The Length of the Leash

by Gary D. Sproul

Pub Date: Oct. 11th, 2011
ISBN: 978-1462052813
Publisher: iUniverse

Sproul’s debut novel is a categorical hybrid—a hard-boiled noir, thrilling romance, western tragedy.

But a bookstore would shelve it with thrillers. Very bad people do very bad things that will imperil the world if the handful of very good people don’t stop them. The good guys fall prey to the endlessly resourceful bad guys, so they must overcome horrendous obstacles, just as in epic fantasy. The protagonist, Nick Mastro, a cynical attorney with a heart of gold, gets little page-time compared with the secondary characters. He agrees to help the lovely Maria divorce her brutal, corrupt husband, Arthur, who enters into a scheme to dispose of toxic waste in her homeland. He gets reluctant help from Maria’s priest, Father Kirkland, who betrays her while trying to protect her. The story and the characters move from San Francisco to Guatemala, along with cargo of toxic waste, but the thriller trope is upended by minor, rather than major, characters coming to the rescue through their combined efforts, which are invisible to the hero and his supporters. But true to the genre, many innocent people suffer or die, in exquisite detail. The attention paid to each plot development, however, can sometimes rob the book of solid pacing.

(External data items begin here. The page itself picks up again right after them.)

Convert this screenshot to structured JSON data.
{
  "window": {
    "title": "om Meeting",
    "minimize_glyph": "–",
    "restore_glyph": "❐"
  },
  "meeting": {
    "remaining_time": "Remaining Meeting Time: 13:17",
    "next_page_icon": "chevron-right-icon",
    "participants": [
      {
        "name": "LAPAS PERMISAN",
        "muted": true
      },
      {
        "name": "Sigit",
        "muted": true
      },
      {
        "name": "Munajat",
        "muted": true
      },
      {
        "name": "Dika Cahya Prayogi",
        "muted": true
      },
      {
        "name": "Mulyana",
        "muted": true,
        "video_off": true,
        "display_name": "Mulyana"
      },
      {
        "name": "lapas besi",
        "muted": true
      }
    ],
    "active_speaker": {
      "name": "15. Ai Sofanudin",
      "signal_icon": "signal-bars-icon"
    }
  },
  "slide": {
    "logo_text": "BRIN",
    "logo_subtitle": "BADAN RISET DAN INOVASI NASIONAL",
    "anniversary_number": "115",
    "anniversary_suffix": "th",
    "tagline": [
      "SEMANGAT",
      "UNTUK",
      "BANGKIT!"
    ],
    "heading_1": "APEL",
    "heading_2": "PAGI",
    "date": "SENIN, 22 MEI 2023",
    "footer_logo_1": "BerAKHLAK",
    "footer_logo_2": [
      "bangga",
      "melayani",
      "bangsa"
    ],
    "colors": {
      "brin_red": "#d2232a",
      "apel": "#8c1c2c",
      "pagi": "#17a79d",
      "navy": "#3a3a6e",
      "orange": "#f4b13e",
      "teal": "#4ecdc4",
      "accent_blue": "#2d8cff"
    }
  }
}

Still, dark scenes keep tension high as the reader witnesses cruelty, greed and evil that the good guys are helpless to stop. A final copy edit could have fixed grammatical miscues like “lay” for “lie” and “sat” for “set,” along with extraneous telling after something is clearly shown. But the writing redeems itself with some zinger lines, philosophical observations and surprising images: “The bartender’s smile contained only a few teeth, but broke from his face like sunlight through the clapboards of a weathered shack.” Sproul launches the story with a startling twist to a daily ritual, and the crime committed is genius in its simplicity yet terrifying in its possibility.

A unique voice for a genre-bending thriller.